My Personal Growth Essay Example

📌Category: Life, Myself
📌Words: 783
📌Pages: 3
📌Published: 07 November 2020

No one is able to do everything at once. We have to choose what is important, what is possible, and start where we are, with what we have. If we begin working on what we believe is important, the weight, the worry, the doubt, and the depression will begin to lift. We can’t do everything, but we can do something now, and doing something will help lift the weight and lessen the worry. 

I have been a part of Pathways for the last three years as a participant and a young adult leader. Pathways is a week-long youth pilgrimage during the summer designed to shine light on the social and environmental injustices in Northern California. We spend the week worshiping, learning about the negative impacts our actions have on the environment, what we can do to create a positive difference and what social injustices have occured in the state. 

The first time I heard about Pathways, I wanted nothing to do with it. I didn’t want to have to spend another week at a church camp talking about how we feel and making up scenarios about times God has helped us in our lives. 

The next summer rolls around and here comes my Pastor to tell me all the wonderful things Pathways does. Somehow I was convinced I should give up a week of my summer to go to this ‘Jesus camp’. That decision changed my life.

The first year I attended Pathways changed my entire perspective about church and faith and is ultimately what led me to be confirmed six months later. 

I quickly realized this wasn’t the typical way to sing church songs for an hour and then go play games for the rest of the day. This was going to teach me some of the most valuable life lessons that I honestly wasn’t sure I was ready to learn. 

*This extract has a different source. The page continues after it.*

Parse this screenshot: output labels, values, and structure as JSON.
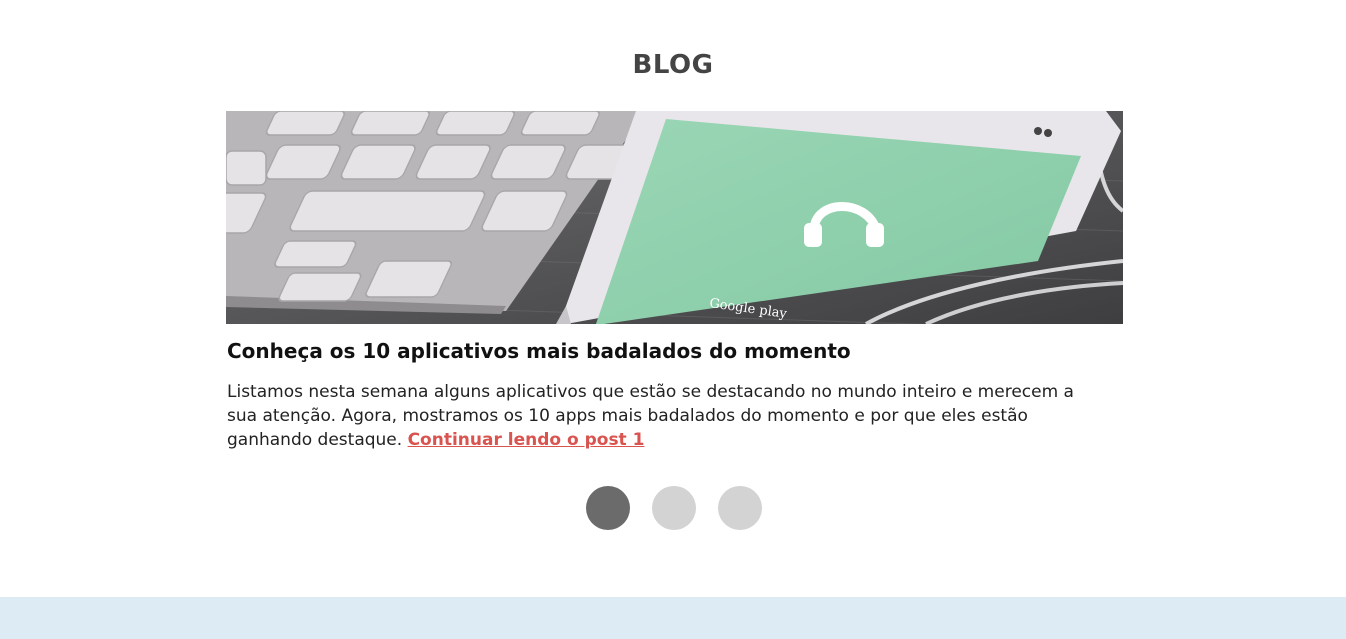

One of the largest topics addressed at Pathways was non-violent communication. We were taught how to talk to one another in a way that was healing instead of hurtful. I tried my best to use this kind of sentence structure in disagreements with my family and wow did it make all the difference. I felt closer with my mom than ever before because now we were listening to each other instead of ignoring one another in order to get our final words out. 

One year later and I am back at Pathways, only this time I had a much more optimistic view about the week. The moment that sticks out to me the most about the week is when a small group of us were standing on the beach. The adult that was with us asked us “what’s the most important thing you’ve learned this week?”

It was dead silent. For a solid three minutes, no one said a single word. As we’re all silently standing there, a large wave came crashing in and we all ran a bit inland. This was God’s way of getting us to all say what we were thinking. The most important thing learned this week was not the same for a single one of us. At first, I was embarrassed to say what I thought was important because no one else found it as important. But that’s just it! We can’t all find the same thing to be the most important thing. Everyone has a different set of needs and to go along with that, a different idea as to what is important that lines up with those needs.

We, as individuals, need to find something that is important for ourselves, that we can be passionate about, and work with what we have to lift some of the burden off of ourselves. 

For me, it was finding a way to communicate effectively, not only with others, but with myself, too. I found that most of the pressure I feel is self inflicted. I challenged myself to spend the rest of the week finding a way that I could use nonviolent communication with myself, not just with verbal conversations with others.

Fast forward to the following winter, my pastor asks me to be a young adult leader. I was all over it! I couldn’t wait to start teaching others about what I had learned in the previous years, specifically about nonviolent communication. 

This summer, I taught the participants about the structure of NVC and how it has helped me in every aspect of my life. This is what I found to be the single most important thing and it is what I focus my energy on improving my conversations with myself and with others.

Pathways gave me an opportunity to grow as an individual from being the harshest on myself and taking it out on others, to communicating in a way that's healthy. It’s what led me to be confirmed and become a very active member of my church. I am now a member of the vestry and help with the children's ministry. In addition, I help out at the special needs service my Pastor has at our church each month.